HAYAL DÜNYASI

19 Eylül 20251015
Tıpkı seçim öncesindeki vaatler gibi yeni eğitim-öğretim sezonu öncesinde zihinlere kazılan hayaller ile gerçekler neredeyse siyah ile beyaz gibi. MEB’in istatistiklerine baktıktan sonra birkaç devlet okulunu gezdiğinizde anlıyorsunuz aslında beklentilerin hep bulutların üstünde dolaştığını.İlkokuldan liseye kadar her bir öğrenciye ayrılan kişi başı miktar, OECD ortalamasının çeyreği kadar etmiyor.
Sabunu, peçeteyi bulamayan okullar var. Sayılar,istatistiki bilgiler neye dayanarak çıkarılıyor aklım almıyor,öğretmen başına düşen öğrenci sayısı ilkokullarda ortalama 18,liselerde ise ortalama 12 imiş,Anadolu’nun taşra kasabalarında bu rakamı okullarda görebiliriz fakat biraz merkeze doğru kaydığınızda sınıf nüfusları 30’dan az değil.
Ülkedeki gerçek öğrenci sayısını kadrolu öğretmen sayısına böldüğünüzde çıkan sonucu gerçek diye kim ciddiye alıyor ki?
  Veriler bir de öğretmen yaş ortalamasının yukarı doğru arttığına ve 50 yaş üzeri öğretmen sayısının varlığına işaret ediyor.Tabi bu istatistiklerde , ekonomik yetersizlikten ötürü kaçıp giden genç kadronun  şeceresi tutulmuyor.

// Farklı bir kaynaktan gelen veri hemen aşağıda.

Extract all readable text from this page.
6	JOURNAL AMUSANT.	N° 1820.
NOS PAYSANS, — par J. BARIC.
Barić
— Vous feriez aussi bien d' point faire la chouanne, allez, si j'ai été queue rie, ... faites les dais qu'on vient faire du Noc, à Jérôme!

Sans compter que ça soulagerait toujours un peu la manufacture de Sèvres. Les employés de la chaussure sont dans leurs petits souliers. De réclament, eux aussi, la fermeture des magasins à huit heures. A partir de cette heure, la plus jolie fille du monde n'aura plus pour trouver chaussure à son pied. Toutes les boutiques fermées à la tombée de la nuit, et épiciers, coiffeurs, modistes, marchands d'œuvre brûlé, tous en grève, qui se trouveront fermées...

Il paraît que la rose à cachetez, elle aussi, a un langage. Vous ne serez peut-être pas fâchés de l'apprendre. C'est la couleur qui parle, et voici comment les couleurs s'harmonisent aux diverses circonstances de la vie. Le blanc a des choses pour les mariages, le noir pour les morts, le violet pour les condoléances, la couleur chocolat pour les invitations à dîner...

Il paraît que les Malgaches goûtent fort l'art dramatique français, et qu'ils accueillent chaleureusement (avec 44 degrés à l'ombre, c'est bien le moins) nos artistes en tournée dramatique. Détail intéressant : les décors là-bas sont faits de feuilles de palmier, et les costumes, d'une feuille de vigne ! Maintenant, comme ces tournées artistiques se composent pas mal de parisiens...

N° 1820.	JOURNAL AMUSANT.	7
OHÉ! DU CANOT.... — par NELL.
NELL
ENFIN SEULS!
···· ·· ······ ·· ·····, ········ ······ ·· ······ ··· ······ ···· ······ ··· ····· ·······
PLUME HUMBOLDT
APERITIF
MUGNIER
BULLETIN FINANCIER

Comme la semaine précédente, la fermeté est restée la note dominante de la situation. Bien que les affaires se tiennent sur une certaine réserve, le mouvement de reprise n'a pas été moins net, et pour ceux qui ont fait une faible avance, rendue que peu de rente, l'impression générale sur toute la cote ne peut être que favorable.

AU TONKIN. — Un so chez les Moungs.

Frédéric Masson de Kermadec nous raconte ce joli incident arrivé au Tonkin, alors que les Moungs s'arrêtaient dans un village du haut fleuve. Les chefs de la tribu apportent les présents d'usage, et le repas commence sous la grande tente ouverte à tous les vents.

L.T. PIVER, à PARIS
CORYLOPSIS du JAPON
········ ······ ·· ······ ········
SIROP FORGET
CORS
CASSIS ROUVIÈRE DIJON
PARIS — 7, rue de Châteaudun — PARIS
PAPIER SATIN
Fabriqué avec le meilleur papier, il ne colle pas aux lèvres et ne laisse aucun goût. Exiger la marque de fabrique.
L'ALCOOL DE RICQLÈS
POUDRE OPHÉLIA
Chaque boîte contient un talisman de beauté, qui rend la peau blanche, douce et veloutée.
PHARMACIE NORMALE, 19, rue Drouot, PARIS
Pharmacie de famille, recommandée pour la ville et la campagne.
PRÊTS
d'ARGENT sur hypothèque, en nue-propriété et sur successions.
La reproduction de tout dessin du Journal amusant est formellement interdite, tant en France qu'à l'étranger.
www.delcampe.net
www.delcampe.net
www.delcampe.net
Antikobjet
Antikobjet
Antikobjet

2 yıl kadar Türkiye Yüzyılı Maarif  Modeli üzerinde çalışıp pek çok dersin müfredatında değişiklikler yapabiliyorsak, tam gün adı altında sabahtan neredeyse günün sonuna kadar okulda tuttuğumuz minik bedenlerin öğle arası ne yiyeceklerine  en azından bir iki gün zaman ayırıp kafa yormamız gerekmez mi?  Sağlam kafa sağlam vücutta bulunmuyor muydu ? Ya da zamansız ve plansız atamalar yüzünden okul okul gezen ,hem kendi mağdur hem de devleti mağdur ettiğini düşünen norm kadro fazlası öğretmenlerin bir hal çaresine bakmaya zamanımız kalmadı mı?
Gerçeğe dönüşemeyen sayılar,istatistikler ve değişiklikler yalnızca zihni meşgul eder,hayalden öteye de geçmez.Bu memlekette hala annemin,babamın çocukluğundan kalma okul binalarını aynı bakımsızlıkta görünce bir sonraki yıla yeni umutlar yeşertemiyorum.